Unfortunately for Cristina, few people saw much connexion between what she was going on about and the world they actually live in. What one might call the President’s ideology, a hodgepodge of notions and prejudices, some vaguely Marxist and others of Fascist origin, that she acquired as a student back in the 1970s when in certain circles “revisionism” was all the rage, has always been a minority taste. Since she was young that minority has shrunk considerably and the fiery tomes that presumably made her dream of changing just about everything gather dust in run-down bookshops.

Undaunted by the lack of enthusiasm for her views, Cristina, egged on by her husband, still seems determined to ram them down the public’s collective throat. That is why the government has embarked on a jihad against the country’s biggest media empire whose flagship is Clarín. Cristina took advantage of a mass rally in Plaza de Mayo to rail against Clarín’s highly respected artist-cum-caricaturist Hermenegildo Sábat whom she accused of sending her a “quasi Mafia” message by suggesting she would be well advised to watch her words, while Néstor jumped around before a crowd of Peronists holding a poster that made out that the daily was in cahoots with the hated soybean producers, miscreants that both he and his wife apparently think are ruining the country.

Like other presidents before her, Cristina imagines that if she can get Clarín and its TV stations to back her, the rest of the country will immediately fall into line. For journalists, such respect for the power of the press is flattering, but it is unrealistic. Newspapers and television programmes can influence people up to a point, but if they are thought to be merely parroting government propaganda nobody will take them seriously. If the media seem to be ganging up against a government or a president, they do so in part because it is making far too many mistakes and in part because most owners and journalists feel that public opinion is switching into opposition mode and it would suit them to keep up with the times. There is nothing conspiratorial about this. It is simply the way the press works in all democratic countries.

But Mr and Mrs Kirchner are not just thinking about teaching Clarín a lesson by curtailing the group’s commercial activities with laws designed to limit the number of outlets any particular company can possess. They also want to make the rest of the press see things their way. To help them do this, they have called on like-minded sociology professors and pro-government intellectuals to man a watchdog body willing to pounce on anything that could conceivably be described as racist or indicating class prejudice.
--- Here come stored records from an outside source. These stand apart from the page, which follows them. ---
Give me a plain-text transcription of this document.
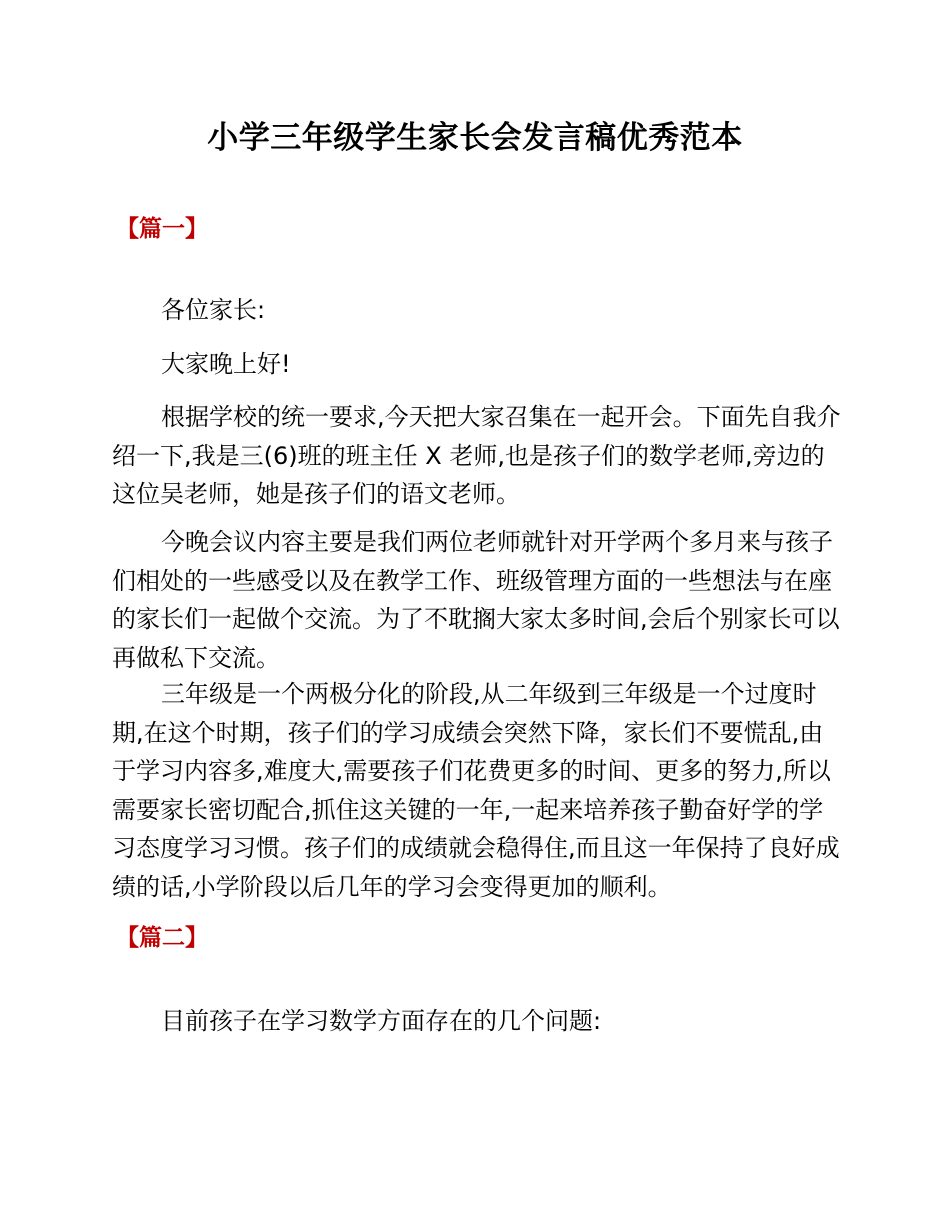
小学三年级学生家长会发言稿优秀范本
【篇一】

各位家长:

大家晚上好!

根据学校的统一要求,今天把大家召集在一起开会。下面先自我介绍一下,我是三(6)班的班主任 X 老师,也是孩子们的数学老师,旁边的这位吴老师，她是孩子们的语文老师。

今晚会议内容主要是我们两位老师就针对开学两个多月来与孩子们相处的一些感受以及在教学工作、班级管理方面的一些想法与在座的家长们一起做个交流。为了不耽搁大家太多时间,会后个别家长可以再做私下交流。

三年级是一个两极分化的阶段,从二年级到三年级是一个过度时期,在这个时期，孩子们的学习成绩会突然下降，家长们不要慌乱,由于学习内容多,难度大,需要孩子们花费更多的时间、更多的努力,所以需要家长密切配合,抓住这关键的一年,一起来培养孩子勤奋好学的学习态度学习习惯。孩子们的成绩就会稳得住,而且这一年保持了良好成绩的话,小学阶段以后几年的学习会变得更加的顺利。

【篇二】

目前孩子在学习数学方面存在的几个问题:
Political correctness as the Kirchners define it being what it is, the “anti-discrimination” zealots will be certain to overlook the contributions of the piquetero leader D’Elia, who is about the only person who these days makes a point of interpreting events in decidedly racist and class-conscious terms by ranting against “the whites of the Barrio Norte” and treating himself as a kind of honorary black.

Cristina’s worldview may be as nutty and outdated today as it was when she adopted it almost forty years ago, but that does not mean it is innocuous. Having persuaded herself that she and her husband are up against a horde of ruthless coupmongers who would like nothing better than a re-run of the dirty war of the 1970s, she may feel herself obliged to take measures which are incompatible with democracy in order to save the country from the hideous dangers she tells herself are threatening it. Raúl Alfonsín, a president whose credentials as a defender of human rights were far better than any Mr and Mrs Kirchner managed to collect en route to their current eminence, had several people put under arrest for a while for supposedly plotting against the fledgling democratic order he headed, so it is entirely possible that the ruling couple, alarmed as they must be by the hammering Cristina’s image took as a result of those cranky speeches she delivered when angry farmers were blocking key highways, will feel sorely tempted to do the same.